December Desperation, soccer’s answer to March Madness, has come to Santa Barbara. Four teams that have survived a siege of heart-wrenching matches in the NCAA men’s soccer tournament will compete in the 2010 College Cup on UCSB’s Meredith Field at Harder Stadium.
On Friday, December 10, at 5:30 p.m., it’s top-ranked Louisville versus North Carolina. At 8 p.m., last year’s runner-up Akron will take on Michigan. The winners will take the field at 1 p.m. on Sunday and play for the championship.
If the matches are anything like last weekend’s quarterfinals, fans of the visiting teams will be chewing down their fingernails. But how did UCSB — which last hosted an NCAA championship event, men’s volleyball, in 1981 — become one of the few sites ever to pull the College Cup out of the East? It earned credibility on the field, by winning the Cup in 2006 at St. Louis, and in the stands. Santa Barbara set an NCAA attendance record in 2009 by averaging 4,335 fans per game, and this year the average jumped to 5,873 — boosted by an on-campus record of 15,896 that poured into Harder Stadium to see the Gauchos beat UCLA, 2-0, in September. The university recently put the final touches on almost $2 million in construction projects to improve the fan experience at the stadium.
Advance ticket sales exceeded 5,000 for this weekend, but prospects for a capacity crowd diminished when UCSB’s team was knocked out of contention in a controversy-marred 2-1 overtime defeat at Berkeley in the second round.
Akron coach Caleb Porter would like to inherit UCSB’s fans. The Gauchos and the Zips have a lot in common. “We used the Santa Barbara model to prove that a mid-major (no big-time football program) can be a force in soccer,” Porter said. Like UCSB, his team reflects the multicultural glory of soccer — and of America, for that matter — with several players of African and Caribbean extraction. “We have a lot of flair,” Porter said.
UCSB would have had to get through Akron to reach the College Cup. “Maybe the Gaucho Locos will adopt the Zips,” Porter said. “I’ll buy them all the tortillas they want if they come out and support us.”
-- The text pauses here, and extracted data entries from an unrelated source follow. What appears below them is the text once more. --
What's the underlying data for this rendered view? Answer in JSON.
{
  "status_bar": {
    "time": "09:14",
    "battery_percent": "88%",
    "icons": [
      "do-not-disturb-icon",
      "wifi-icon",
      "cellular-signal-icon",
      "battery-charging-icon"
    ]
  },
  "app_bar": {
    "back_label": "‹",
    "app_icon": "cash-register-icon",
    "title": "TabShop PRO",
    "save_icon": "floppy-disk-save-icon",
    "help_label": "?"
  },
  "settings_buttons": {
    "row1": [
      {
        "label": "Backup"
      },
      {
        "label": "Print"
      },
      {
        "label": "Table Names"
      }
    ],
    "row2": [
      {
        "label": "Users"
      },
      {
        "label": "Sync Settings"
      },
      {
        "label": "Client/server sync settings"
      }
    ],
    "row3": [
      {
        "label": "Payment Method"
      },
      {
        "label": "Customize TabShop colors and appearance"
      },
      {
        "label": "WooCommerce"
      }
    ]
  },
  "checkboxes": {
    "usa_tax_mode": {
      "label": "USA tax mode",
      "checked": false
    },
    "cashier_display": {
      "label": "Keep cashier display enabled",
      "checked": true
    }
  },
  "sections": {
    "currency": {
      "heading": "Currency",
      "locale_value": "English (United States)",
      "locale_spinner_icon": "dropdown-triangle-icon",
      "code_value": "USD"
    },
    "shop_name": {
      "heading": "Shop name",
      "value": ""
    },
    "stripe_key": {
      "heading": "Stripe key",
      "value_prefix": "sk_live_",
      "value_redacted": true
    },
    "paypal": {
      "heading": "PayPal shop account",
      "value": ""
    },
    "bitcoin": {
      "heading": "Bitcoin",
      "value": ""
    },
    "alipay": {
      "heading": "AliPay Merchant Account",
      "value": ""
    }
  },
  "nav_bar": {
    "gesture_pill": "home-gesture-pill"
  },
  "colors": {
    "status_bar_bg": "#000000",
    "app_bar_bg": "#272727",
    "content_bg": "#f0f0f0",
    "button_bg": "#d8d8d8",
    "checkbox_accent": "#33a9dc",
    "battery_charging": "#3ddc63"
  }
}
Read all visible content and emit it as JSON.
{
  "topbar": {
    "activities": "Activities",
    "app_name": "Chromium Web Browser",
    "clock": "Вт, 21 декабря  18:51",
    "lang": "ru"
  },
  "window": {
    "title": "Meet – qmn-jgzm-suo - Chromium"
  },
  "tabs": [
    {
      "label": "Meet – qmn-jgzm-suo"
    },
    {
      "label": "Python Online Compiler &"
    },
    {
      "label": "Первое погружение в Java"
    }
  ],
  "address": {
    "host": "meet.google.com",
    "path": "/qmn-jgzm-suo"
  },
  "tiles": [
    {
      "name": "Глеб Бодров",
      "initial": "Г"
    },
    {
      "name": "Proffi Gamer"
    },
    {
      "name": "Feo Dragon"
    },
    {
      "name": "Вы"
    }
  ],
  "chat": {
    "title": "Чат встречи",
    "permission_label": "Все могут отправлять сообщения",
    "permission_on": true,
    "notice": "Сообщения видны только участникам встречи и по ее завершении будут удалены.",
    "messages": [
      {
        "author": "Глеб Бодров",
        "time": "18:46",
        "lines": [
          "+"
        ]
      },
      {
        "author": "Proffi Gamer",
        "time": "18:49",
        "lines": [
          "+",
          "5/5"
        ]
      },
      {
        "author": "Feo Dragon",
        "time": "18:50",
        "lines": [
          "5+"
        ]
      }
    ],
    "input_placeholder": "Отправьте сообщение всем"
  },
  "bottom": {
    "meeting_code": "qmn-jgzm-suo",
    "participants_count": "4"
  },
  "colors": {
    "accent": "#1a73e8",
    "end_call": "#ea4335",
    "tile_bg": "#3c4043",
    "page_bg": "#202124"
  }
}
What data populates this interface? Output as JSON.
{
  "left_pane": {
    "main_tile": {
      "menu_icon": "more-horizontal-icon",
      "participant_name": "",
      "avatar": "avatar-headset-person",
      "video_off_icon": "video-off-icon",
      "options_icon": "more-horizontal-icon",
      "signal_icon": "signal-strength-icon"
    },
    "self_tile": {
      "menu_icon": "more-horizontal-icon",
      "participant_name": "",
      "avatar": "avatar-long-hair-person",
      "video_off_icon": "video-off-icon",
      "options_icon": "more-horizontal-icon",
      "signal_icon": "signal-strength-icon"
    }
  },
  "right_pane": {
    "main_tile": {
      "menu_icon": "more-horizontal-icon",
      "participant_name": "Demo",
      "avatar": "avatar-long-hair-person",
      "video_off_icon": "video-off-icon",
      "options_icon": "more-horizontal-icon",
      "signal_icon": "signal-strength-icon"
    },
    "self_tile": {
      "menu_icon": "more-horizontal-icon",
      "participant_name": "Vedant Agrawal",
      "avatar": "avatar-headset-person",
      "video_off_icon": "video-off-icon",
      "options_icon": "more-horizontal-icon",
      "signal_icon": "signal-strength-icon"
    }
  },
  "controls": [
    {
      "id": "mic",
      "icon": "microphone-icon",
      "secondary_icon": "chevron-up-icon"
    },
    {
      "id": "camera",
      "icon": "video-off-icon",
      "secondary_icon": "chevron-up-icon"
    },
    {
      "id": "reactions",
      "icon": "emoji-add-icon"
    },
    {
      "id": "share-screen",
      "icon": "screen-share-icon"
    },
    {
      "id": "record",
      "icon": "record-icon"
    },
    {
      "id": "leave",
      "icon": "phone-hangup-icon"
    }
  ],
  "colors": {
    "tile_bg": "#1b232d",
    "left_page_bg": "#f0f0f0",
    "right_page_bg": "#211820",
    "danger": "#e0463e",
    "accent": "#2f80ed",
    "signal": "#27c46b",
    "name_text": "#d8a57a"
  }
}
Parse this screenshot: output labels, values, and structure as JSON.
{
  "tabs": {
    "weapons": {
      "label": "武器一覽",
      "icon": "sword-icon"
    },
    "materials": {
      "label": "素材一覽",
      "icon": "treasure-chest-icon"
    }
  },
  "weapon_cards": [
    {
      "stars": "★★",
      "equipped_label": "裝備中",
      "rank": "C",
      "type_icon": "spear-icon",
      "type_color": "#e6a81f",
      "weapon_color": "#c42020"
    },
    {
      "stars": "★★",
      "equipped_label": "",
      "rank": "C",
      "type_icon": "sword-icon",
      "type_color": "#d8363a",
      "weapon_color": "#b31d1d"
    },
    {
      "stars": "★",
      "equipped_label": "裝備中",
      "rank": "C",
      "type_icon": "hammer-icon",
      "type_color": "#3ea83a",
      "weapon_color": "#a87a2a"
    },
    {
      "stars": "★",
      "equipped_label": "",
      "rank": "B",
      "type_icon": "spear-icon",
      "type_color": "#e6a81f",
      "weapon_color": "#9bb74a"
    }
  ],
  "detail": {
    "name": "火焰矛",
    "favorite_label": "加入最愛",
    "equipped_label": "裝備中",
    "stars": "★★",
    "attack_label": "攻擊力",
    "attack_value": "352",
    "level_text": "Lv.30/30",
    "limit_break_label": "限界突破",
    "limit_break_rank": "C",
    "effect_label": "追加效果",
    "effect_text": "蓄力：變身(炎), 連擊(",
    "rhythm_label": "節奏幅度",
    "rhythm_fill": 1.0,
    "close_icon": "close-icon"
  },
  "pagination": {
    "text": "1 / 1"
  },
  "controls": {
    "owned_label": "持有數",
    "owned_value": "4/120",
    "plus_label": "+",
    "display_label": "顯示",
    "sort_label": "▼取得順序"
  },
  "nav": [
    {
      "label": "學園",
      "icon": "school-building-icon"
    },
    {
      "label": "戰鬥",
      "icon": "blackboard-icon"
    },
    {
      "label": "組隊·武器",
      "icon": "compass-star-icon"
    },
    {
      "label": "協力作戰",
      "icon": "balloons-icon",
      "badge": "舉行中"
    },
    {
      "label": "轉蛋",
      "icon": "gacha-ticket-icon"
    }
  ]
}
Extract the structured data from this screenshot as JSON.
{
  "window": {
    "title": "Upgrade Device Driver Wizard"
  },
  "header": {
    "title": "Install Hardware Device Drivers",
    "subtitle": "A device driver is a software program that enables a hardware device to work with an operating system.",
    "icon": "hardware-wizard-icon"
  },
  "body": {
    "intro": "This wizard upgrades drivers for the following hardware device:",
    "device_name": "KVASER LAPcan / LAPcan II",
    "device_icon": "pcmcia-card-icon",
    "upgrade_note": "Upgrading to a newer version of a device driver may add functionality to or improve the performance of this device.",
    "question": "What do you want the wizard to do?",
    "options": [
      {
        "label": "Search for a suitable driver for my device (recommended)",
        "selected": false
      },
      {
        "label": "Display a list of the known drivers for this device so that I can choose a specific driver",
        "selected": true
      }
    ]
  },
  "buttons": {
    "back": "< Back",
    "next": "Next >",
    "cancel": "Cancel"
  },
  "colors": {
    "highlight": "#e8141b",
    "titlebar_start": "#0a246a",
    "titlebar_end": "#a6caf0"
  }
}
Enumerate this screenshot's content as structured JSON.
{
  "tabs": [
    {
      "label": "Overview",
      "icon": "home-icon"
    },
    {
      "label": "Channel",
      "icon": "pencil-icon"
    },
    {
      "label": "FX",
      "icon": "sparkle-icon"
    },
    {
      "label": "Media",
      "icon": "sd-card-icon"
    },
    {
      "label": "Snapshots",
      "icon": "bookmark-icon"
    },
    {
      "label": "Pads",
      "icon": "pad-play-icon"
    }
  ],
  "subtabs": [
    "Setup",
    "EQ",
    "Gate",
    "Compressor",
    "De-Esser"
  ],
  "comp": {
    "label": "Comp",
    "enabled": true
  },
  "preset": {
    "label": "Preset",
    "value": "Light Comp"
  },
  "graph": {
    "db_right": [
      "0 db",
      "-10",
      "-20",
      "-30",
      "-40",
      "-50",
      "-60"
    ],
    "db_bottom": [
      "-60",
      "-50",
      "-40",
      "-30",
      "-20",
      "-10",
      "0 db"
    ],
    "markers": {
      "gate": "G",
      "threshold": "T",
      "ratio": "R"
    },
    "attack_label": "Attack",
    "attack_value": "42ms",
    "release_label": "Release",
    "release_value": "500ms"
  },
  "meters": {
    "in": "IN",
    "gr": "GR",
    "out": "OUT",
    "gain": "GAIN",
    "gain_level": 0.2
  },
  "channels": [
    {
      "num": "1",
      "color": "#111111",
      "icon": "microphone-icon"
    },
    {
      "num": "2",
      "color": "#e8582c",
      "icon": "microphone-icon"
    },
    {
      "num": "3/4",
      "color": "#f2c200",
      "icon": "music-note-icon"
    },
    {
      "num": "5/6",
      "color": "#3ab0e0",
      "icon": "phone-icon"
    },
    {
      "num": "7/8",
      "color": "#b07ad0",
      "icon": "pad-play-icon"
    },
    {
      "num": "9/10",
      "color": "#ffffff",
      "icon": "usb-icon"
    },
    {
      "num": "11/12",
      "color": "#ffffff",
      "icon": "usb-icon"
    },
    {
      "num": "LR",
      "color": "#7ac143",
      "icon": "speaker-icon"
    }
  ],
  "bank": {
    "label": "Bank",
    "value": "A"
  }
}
Tim Deakyne, a Santa Barbara attorney, is an avid follower of the Gauchos and soccer in general. He and his wife, Jenny, had tortillas tossed at their wedding in Isla Vista, and they honeymooned at the 2006 World Cup in Germany. They bring their young children to the Gauchos’ home games. Deakyne said bitterness about the defeat at Cal should not dissuade people from attending the College Cup. “From a UCSB fan’s perspective, I want to see us host the College Cup again,” he said. “I want to see the Gauchos lift the trophy on their home field.”
A few peculiarities of college soccer rules don’t sit well with fans like Deakyne. Each half (45 minutes) is timed to the last second. In the rest of the sport, the time is kept on the field, and the final whistle never blows when a possible goal-scoring play is already in motion. Also, college soccer has unlimited substitutions, lessening the demands of stamina that players will face in the professional ranks — and many players on the field this weekend have aspirations to move up to that level. There’s one thing that’s true at every level of soccer: The referees, the lone arbiters on the field, have a tough job, and if they have a bad day, it can be painful for players, coaches, and fans.
“If you’re a sports nut, soccer is the ultimate sport to follow,” Deakyne said. “Every country has a league. Every country has a national team. There’s a big game somewhere every single week.”
For college fans, the ultimate games are in our backyard this weekend.
Seeded: 3rd. Record: 20-1-2.
How They Got Here: Defeated West Virginia, 3-2; Indiana, 2-1; and UC Berkeley, 3-3 (double overtime; won penalty-kick shootout, 3-2).
Leading Scorers: Darren Mattocks (freshman forward: 18 goals, 4 assists); Michael Nanchoff (junior midfielder: 10 goals, 8 assists); Darlington Nagbe (junior forward/midfielder: 7 goals, 13 assists).
Goalkeeper: David Meves (sophomore: 0.65 goals against average).